Morawiecki: jest „mocny sygnał” na przekroczenie prognozy tegorocznego wzrostu PKB
Resort finansów podtrzymał prognozę wzrostu tegorocznego PKB na poziomie 3,6 proc., wskazując, że istnieje silny sygnał do jej przekroczenia - powiedział wicepremier, minister rozwoju i finansów Mateusz Morawiecki po prezentacji raportu przygotowanego przez PFR „Poziomie rozwoju Polski na tle gospodarki światowej w ujęciu długoterminowym”.
Jestem zadowolony z tempa inwestycji publicznych i prywatnych, a patrząc na trendy druga połowa 2017 r. i rok 2018 będą należały do inwestycji – mówił Morawiecki.
Według niego druga połowa tego roku i 2018 r. będą należały do inwestycji.
Odnosząc się do pomysłu powołania komisji śledczej ds. wyłudzania podatku VAT Morawiecki dodał, że Państwo musi być poważnie traktowane i ta sprawa musi zostać wyjaśniona.
Ubytek w ściągalności podatku VAT był tak duży, że wymaga to wyjaśnienia.

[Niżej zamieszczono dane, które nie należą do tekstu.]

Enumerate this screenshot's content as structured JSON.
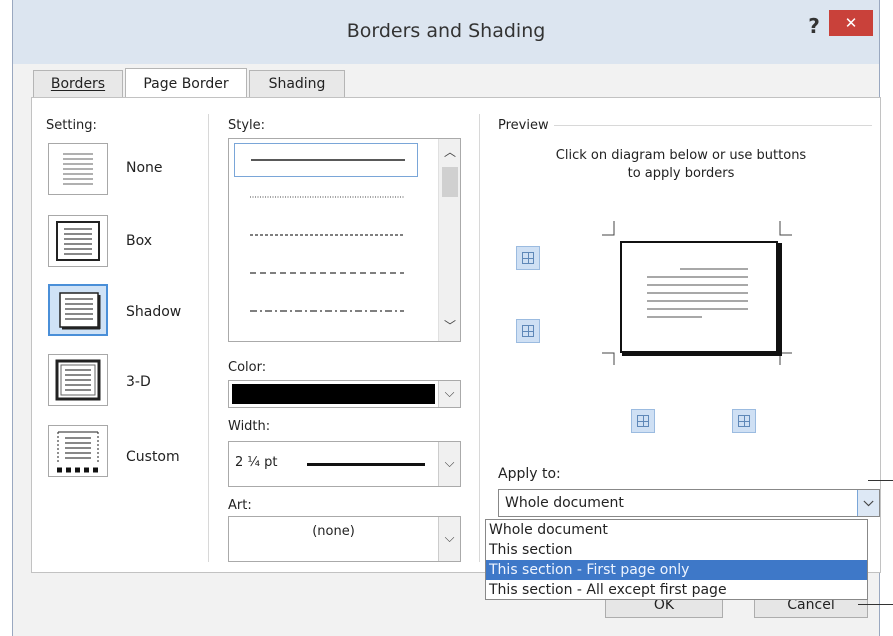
{
  "dialog": {
    "title": "Borders and Shading",
    "help_label": "?",
    "close_label": "✕"
  },
  "tabs": [
    {
      "label": "Borders",
      "active": false
    },
    {
      "label": "Page Border",
      "active": true
    },
    {
      "label": "Shading",
      "active": false
    }
  ],
  "setting": {
    "label": "Setting:",
    "items": [
      {
        "label": "None",
        "icon": "setting-none-icon",
        "selected": false
      },
      {
        "label": "Box",
        "icon": "setting-box-icon",
        "selected": false
      },
      {
        "label": "Shadow",
        "icon": "setting-shadow-icon",
        "selected": true
      },
      {
        "label": "3-D",
        "icon": "setting-3d-icon",
        "selected": false
      },
      {
        "label": "Custom",
        "icon": "setting-custom-icon",
        "selected": false
      }
    ]
  },
  "style": {
    "label": "Style:",
    "options": [
      "solid",
      "dotted",
      "dense-dashed",
      "dashed",
      "dash-dot"
    ],
    "selected_index": 0
  },
  "color": {
    "label": "Color:",
    "value_hex": "#000000"
  },
  "width": {
    "label": "Width:",
    "value": "2 ¼ pt"
  },
  "art": {
    "label": "Art:",
    "value": "(none)"
  },
  "preview": {
    "label": "Preview",
    "instruction_line1": "Click on diagram below or use buttons",
    "instruction_line2": "to apply borders"
  },
  "apply_to": {
    "label": "Apply to:",
    "value": "Whole document",
    "options": [
      "Whole document",
      "This section",
      "This section - First page only",
      "This section - All except first page"
    ],
    "highlighted_index": 2
  },
  "buttons": {
    "ok_label": "OK",
    "cancel_label": "Cancel"
  },
  "colors": {
    "accent": "#3e78c8",
    "close": "#c9413a",
    "titlebar": "#dce5f0"
  }
}
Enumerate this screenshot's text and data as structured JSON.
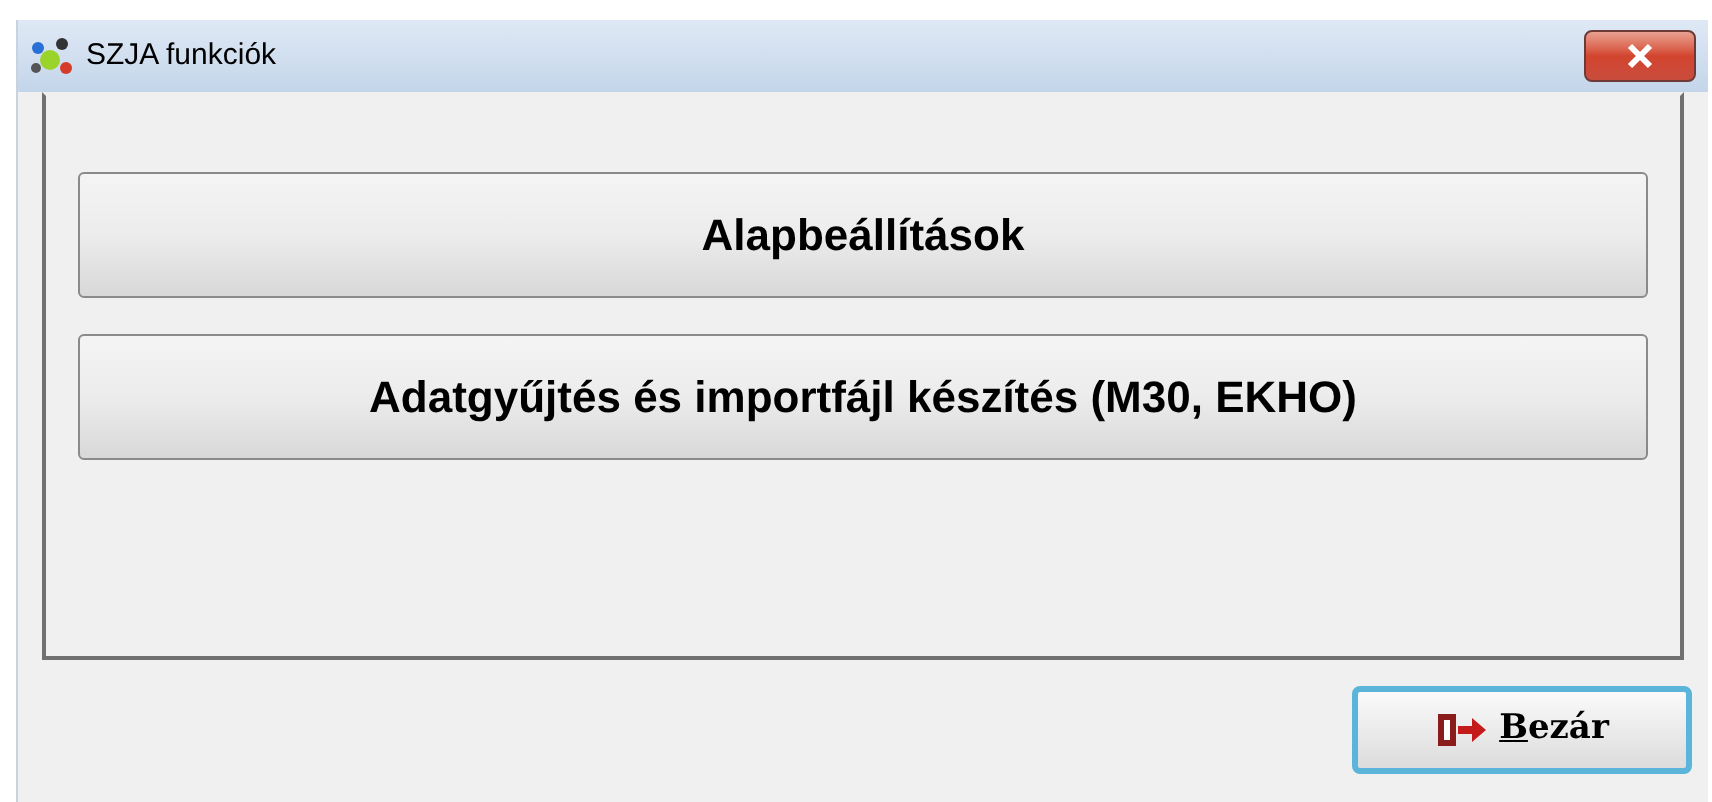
{
  "window": {
    "title": "SZJA funkciók"
  },
  "buttons": [
    {
      "label": "Alapbeállítások"
    },
    {
      "label": "Adatgyűjtés és importfájl készítés (M30, EKHO)"
    }
  ],
  "close_button": {
    "label": "Bezár",
    "accelerator_underlined": true,
    "focused": true
  }
}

Jako Państwo nie powinnismy przechodzić do tego „na porządku dziennym”. Czy zostanie powołana komisja śledcza, to nie mnie o tym decydować, ale na pewno na jakimś poziomie sprawa ta wymaga wyjaśnienia – mówił.
Morawiecki odniósł się także do zmian w przepisach o podatku CIT i faktu unikania jego płacenia przez firmy. Dodawał, że w 2008 r. z tytułu tego podatku do budżetu trafiło 33 mld zł, a już w 2016 r. tylko 27 mld zł, podczas gdy w tym okresie obroty firm wzrosły o 100 proc., a zyski o 70 proc.

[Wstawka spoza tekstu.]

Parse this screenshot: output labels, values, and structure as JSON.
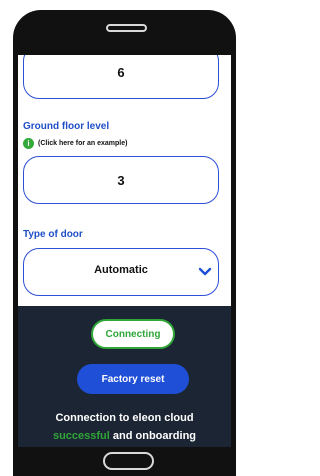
{
  "fields": {
    "top_value": "6",
    "ground_floor_label": "Ground floor level",
    "ground_floor_hint": "(Click here for an example)",
    "ground_floor_value": "3",
    "door_label": "Type of door",
    "door_value": "Automatic"
  },
  "actions": {
    "connecting_label": "Connecting",
    "factory_reset_label": "Factory reset"
  },
  "status": {
    "line1": "Connection to eleon cloud",
    "success_word": "successful",
    "rest": " and onboarding"
  },
  "colors": {
    "accent_blue": "#1f4fd6",
    "success_green": "#2fa637",
    "panel_dark": "#1c2533"
  },
  "icons": {
    "info": "info-icon",
    "dropdown": "chevron-down-icon"
  }
}
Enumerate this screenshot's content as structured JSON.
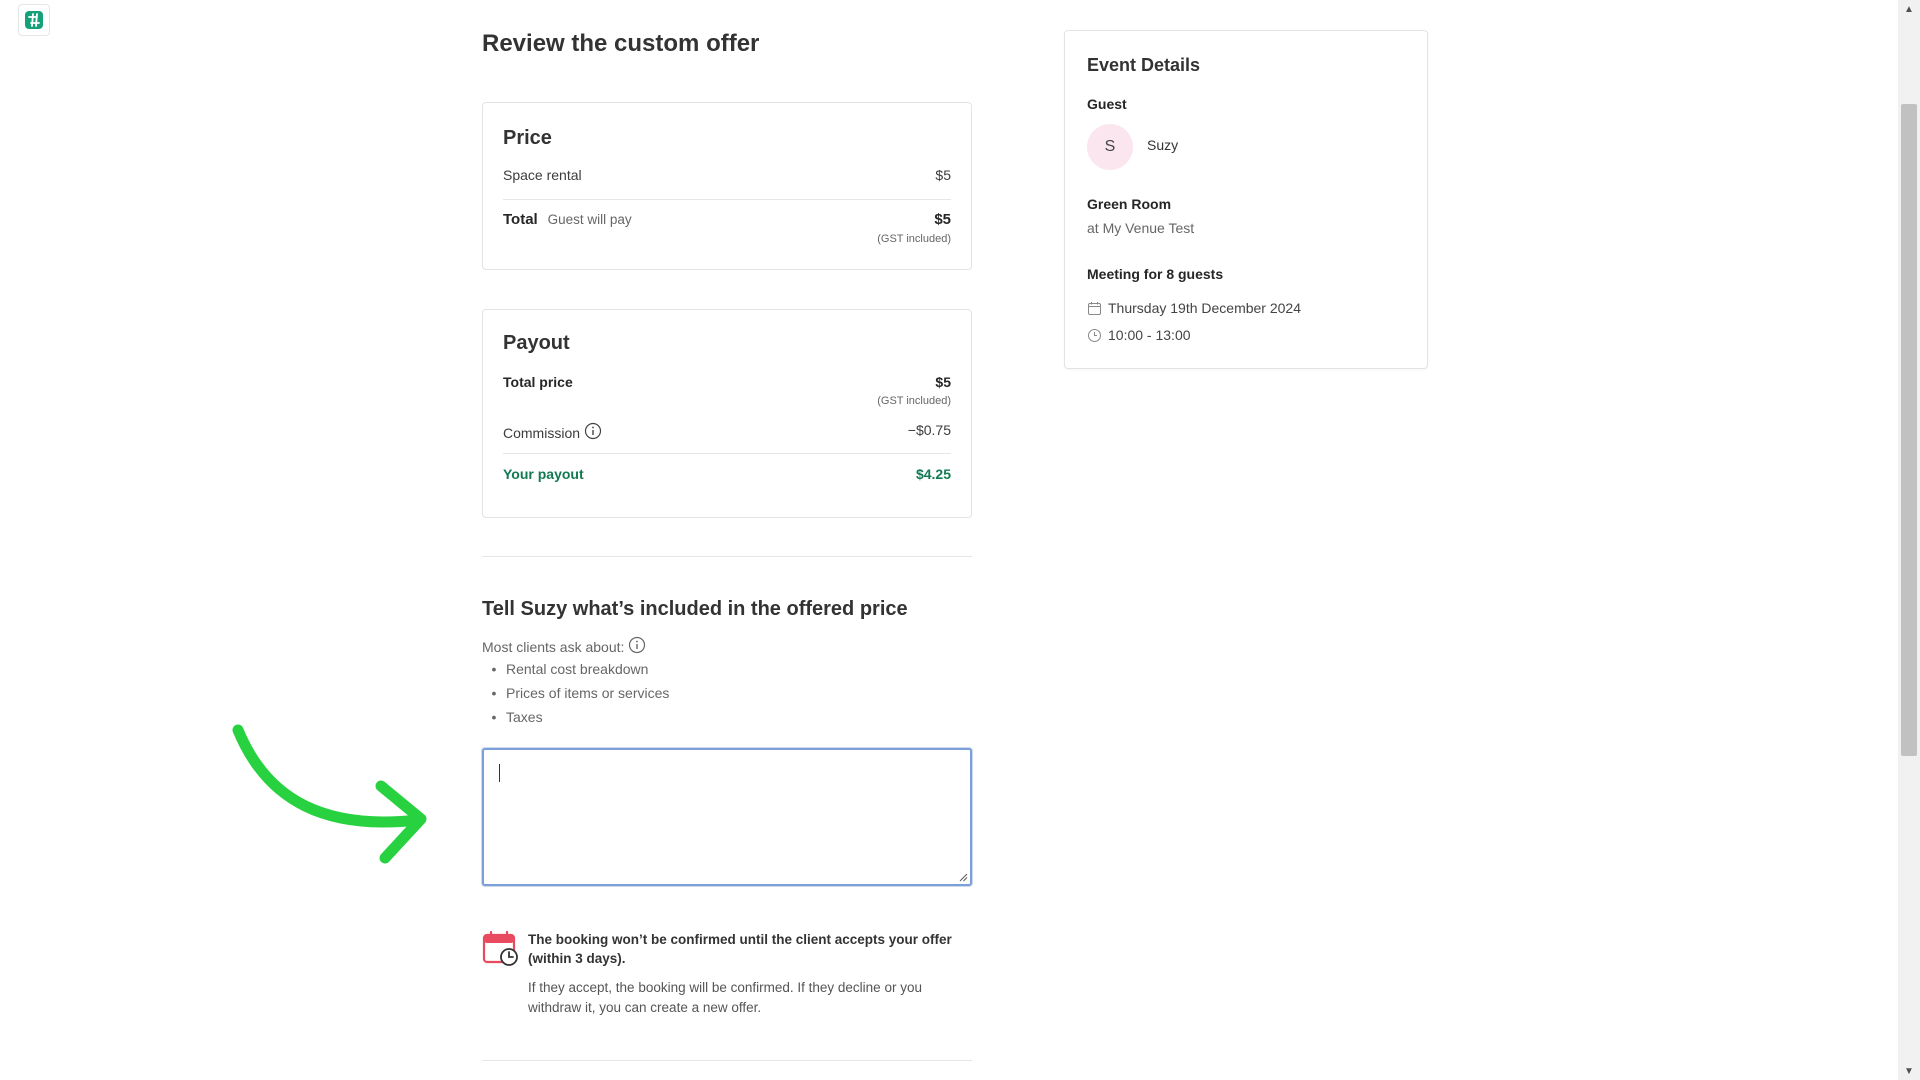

Zaproponowaliśmy największą od 27 lat reformę podatku CIT. I zdaje sobie sprawę z tego, że wiele firm będzie niezadowolonych. Wyprowadzanie usług consultingowych zagranicę wzrosło sześciokrotnie, a przecież chodzi tylko o szukanie mechanizmów unikania płacenia podatków – mówił szef resortu finansów.

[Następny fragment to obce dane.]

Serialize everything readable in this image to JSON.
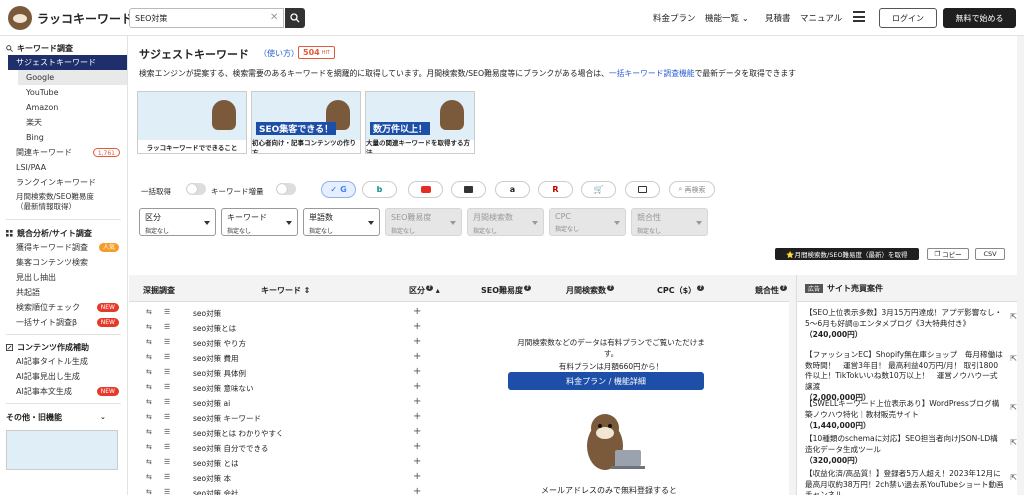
{
  "header": {
    "logo": "ラッコキーワード",
    "search_value": "SEO対策",
    "nav": [
      "料金プラン",
      "機能一覧 ⌄",
      "見積書",
      "マニュアル"
    ],
    "login": "ログイン",
    "free": "無料で始める"
  },
  "sidebar": {
    "s1": "キーワード調査",
    "s1_items": {
      "suggest": "サジェストキーワード",
      "google": "Google",
      "youtube": "YouTube",
      "amazon": "Amazon",
      "rakuten": "楽天",
      "bing": "Bing",
      "related": "関連キーワード",
      "related_badge": "1,761",
      "lsi": "LSI/PAA",
      "rankin": "ランクインキーワード",
      "vol1": "月間検索数/SEO難易度",
      "vol2": "（最新情報取得）"
    },
    "s2": "競合分析/サイト調査",
    "s2_items": {
      "acquired": "獲得キーワード調査",
      "acquired_badge": "人気",
      "content": "集客コンテンツ検索",
      "heading": "見出し抽出",
      "cooccur": "共起語",
      "rank": "検索順位チェック",
      "rank_badge": "NEW",
      "bulk": "一括サイト調査β",
      "bulk_badge": "NEW"
    },
    "s3": "コンテンツ作成補助",
    "s3_items": {
      "title": "AI記事タイトル生成",
      "head": "AI記事見出し生成",
      "body": "AI記事本文生成",
      "body_badge": "NEW"
    },
    "s4": "その他・旧機能"
  },
  "main": {
    "title": "サジェストキーワード",
    "usage": "（使い方）",
    "hits": "504",
    "hits_unit": "HIT",
    "desc1": "検索エンジンが提案する、検索需要のあるキーワードを網羅的に取得しています。月間検索数/SEO難易度等にブランクがある場合は、",
    "desc_link": "一括キーワード調査機能",
    "desc2": "で最新データを取得できます",
    "banners": [
      {
        "title": "ラッコキーワードでできること",
        "headline": ""
      },
      {
        "title": "初心者向け・記事コンテンツの作り方",
        "headline": "SEO集客できる！"
      },
      {
        "title": "大量の関連キーワードを取得する方法",
        "headline": "数万件以上！"
      }
    ],
    "toggle1": "一括取得",
    "toggle2": "キーワード増量",
    "reserch": "再検索",
    "filters": [
      {
        "label": "区分",
        "value": "指定なし"
      },
      {
        "label": "キーワード",
        "value": "指定なし"
      },
      {
        "label": "単語数",
        "value": "指定なし"
      },
      {
        "label": "SEO難易度",
        "value": "指定なし"
      },
      {
        "label": "月間検索数",
        "value": "指定なし"
      },
      {
        "label": "CPC",
        "value": "指定なし"
      },
      {
        "label": "競合性",
        "value": "指定なし"
      }
    ],
    "btn_latest": "⭐月間検索数/SEO難易度（最新）を取得",
    "btn_copy": "コピー",
    "btn_csv": "CSV",
    "table_headers": {
      "deep": "深掘調査",
      "kw": "キーワード ⇕",
      "kubun": "区分",
      "seo": "SEO難易度",
      "vol": "月間検索数",
      "cpc": "CPC（$）",
      "comp": "競合性"
    },
    "rows": [
      "seo対策",
      "seo対策とは",
      "seo対策 やり方",
      "seo対策 費用",
      "seo対策 具体例",
      "seo対策 意味ない",
      "seo対策 ai",
      "seo対策 キーワード",
      "seo対策とは わかりやすく",
      "seo対策 自分でできる",
      "seo対策 とは",
      "seo対策 本",
      "seo対策 会社"
    ],
    "paid1": "月間検索数などのデータは有料プランでご覧いただけます。",
    "paid2": "有料プランは月額660円から！",
    "paid_btn": "料金プラン / 機能詳細",
    "mail": "メールアドレスのみで無料登録すると"
  },
  "ads": {
    "tag": "広告",
    "header": "サイト売買案件",
    "items": [
      {
        "text": "【SEO上位表示多数】3月15万円達成！アプデ影響なし・5〜6月も好調◎エンタメブログ《3大特典付き》",
        "price": "（240,000円）"
      },
      {
        "text": "【ファッションEC】Shopify無在庫ショップ　毎月稼働は数時間！　運営3年目！ 最高利益40万円/月！ 取引1800件以上！TikTokいいね数10万以上！　運営ノウハウ一式譲渡",
        "price": "（2,000,000円）"
      },
      {
        "text": "【SWELLキーワード上位表示あり】WordPressブログ構築ノウハウ特化｜教材販売サイト",
        "price": "（1,440,000円）"
      },
      {
        "text": "【10種類のschemaに対応】SEO担当者向けJSON-LD構造化データ生成ツール",
        "price": "（320,000円）"
      },
      {
        "text": "【収益化済/高品質！】登録者5万人超え！2023年12月に最高月収約38万円！2ch禁い過去系YouTubeショート動画チャンネル",
        "price": ""
      }
    ]
  }
}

Odniósł się także do problemu reparacji wojennych mówiąc, że nie powinno to mieć żadnego wpływu na obecnie prowadzoną współpracę gospodarczą.
Nasze państwo zostało zmasakrowane, jak niewiele innych na świecie, przez naszego sąsiada. Te rachunki nie zostały nigdy wyrównane, a dzisiejsze życie gospodarcze jest zupełnie sprawą odrębną. Jeżeli nasi partnerzy z Niemiec myślą inaczej, to jest mi przykro – dodał Morawiecki.